Through billions of years of evolution, microorganisms mastered unique individual and collective swimming behaviors to thrive in complex fluid environments. It has proven difficult so far to mimic the versatility and performance of living microswimmers. However, the progress both in the theoretical understanding of the principles of swimming and in modern microfabrication technologies open new opportunities in designing artificial swimmers with pre-determined properties. For example, pre-programmed responses can be implemented in artificial swimmers such as using precise 3-D printing.
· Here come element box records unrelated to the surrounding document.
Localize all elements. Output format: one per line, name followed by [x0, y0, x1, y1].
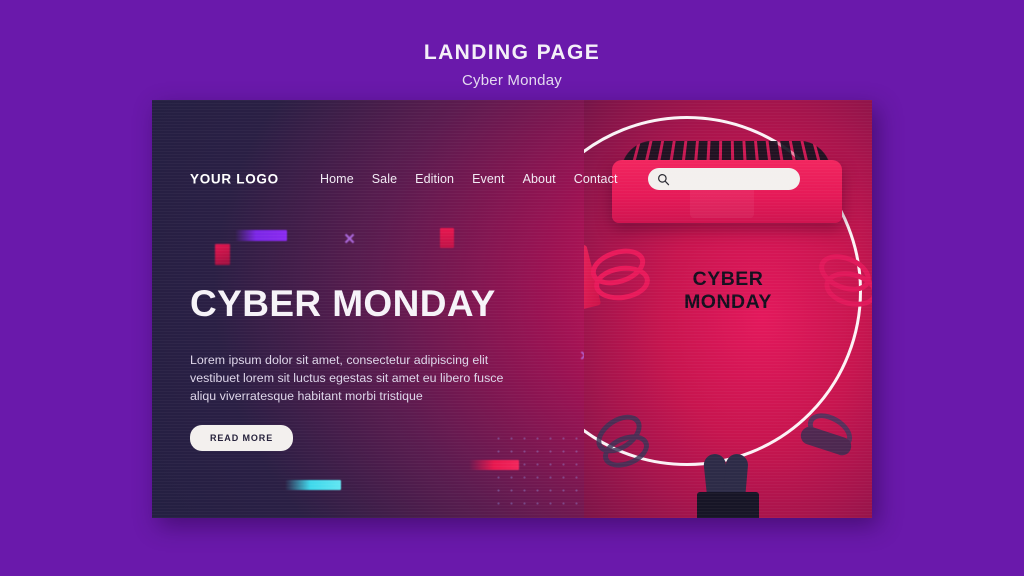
- page-title: LANDING PAGE: [423, 41, 601, 64]
- purple-bar-decoration: [235, 230, 287, 241]
- clip-base: [697, 492, 759, 518]
- nav-link-event[interactable]: Event: [472, 172, 504, 186]
- nav-link-about[interactable]: About: [523, 172, 556, 186]
- dark-binder-clip-center: [689, 440, 767, 518]
- nav-links: Home Sale Edition Event About Contact: [320, 172, 618, 186]
- x-mark-icon-top-purple: ×: [344, 229, 356, 250]
- page-header: LANDING PAGE Cyber Monday: [0, 41, 1024, 89]
- nav-link-home[interactable]: Home: [320, 172, 354, 186]
- dark-binder-clip-left: [589, 406, 662, 488]
- page-subtitle: Cyber Monday: [462, 72, 562, 90]
- product-image-label: CYBER MONDAY: [584, 268, 872, 314]
- hero-heading: CYBER MONDAY: [190, 283, 496, 324]
- hero-section: CYBER MONDAY Lorem ipsum dolor sit amet,…: [190, 283, 560, 452]
- nav-link-contact[interactable]: Contact: [574, 172, 618, 186]
- nav-link-edition[interactable]: Edition: [415, 172, 454, 186]
- site-logo[interactable]: YOUR LOGO: [190, 172, 279, 187]
- product-label-line-1: CYBER: [692, 268, 764, 290]
- search-icon: [657, 173, 670, 186]
- search-bar[interactable]: [648, 168, 800, 190]
- hero-paragraph: Lorem ipsum dolor sit amet, consectetur …: [190, 352, 504, 403]
- landing-page-card: × × × × ×: [152, 100, 872, 518]
- crimson-bar-top-decoration: [440, 228, 454, 248]
- dark-binder-clip-right: [798, 406, 870, 470]
- product-label-line-2: MONDAY: [684, 290, 772, 313]
- read-more-button[interactable]: READ MORE: [190, 425, 294, 452]
- nav-link-sale[interactable]: Sale: [372, 172, 397, 186]
- pink-bar-bottom-decoration: [469, 460, 519, 470]
- landing-page-mockup: LANDING PAGE Cyber Monday × × × × ×: [0, 0, 1024, 576]
- crimson-square-decoration: [215, 244, 230, 265]
- cyan-bar-decoration: [285, 480, 341, 490]
- navbar: YOUR LOGO Home Sale Edition Event About …: [152, 162, 872, 196]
Investigation of active matter systems in the limit of low Reynolds number, i.e. microscopic systems, has shown growing interest . This interest is stimulated by our growing capacity to quantify and control microorganisms, and to implement their abilities into synthetic systems. Microorganisms have been demonstrated to readily adapt to environmental changes. In particular, bacterial systems show a wide variety of complex behaviors, including spontaneous alignment in the presence of chemical gradients and altering rheological properties of the fluid . Translating these complex behaviors to artificial systems is especially attractive for applications in fluid transport, small-scale mixing, and targeted cargo delivery but is hard due to intrinsic nanofabrication limitations.
Recent advances in self-propelled swimming particles have shown micro- and nanomotors are capable of mimicking complex features of bacterial systems. For instance, chemically-powered bimetallic nanorods randomly swim in their environments, in a manner somewhat akin to the swimming of microorganisms like E. coli . In addition, the artificial swimmers are able to autonomously reorient themselves to swim against flows, thus replicating biological rheotaxis behavior [8,9]. However, so far these ”simple” artificial swimmers lack the swimming fidelity and multi-responsive behaviors of their biological counterparts; leaving much to be realized before using the micromotors for applications .
This workshop will highlight the most recent progress and discuss challenges in the fabrication, control, and functionalization of biological and synthetic microswimmers as well as in their computational modelling. A synergetic group of physicists, chemists, engineers, and mathematicians will be brought together for the exchange of ideas and the development of new cross-disciplinary collaborations. We plan to hold sessions on experimental challenges as well as on theoretical advances.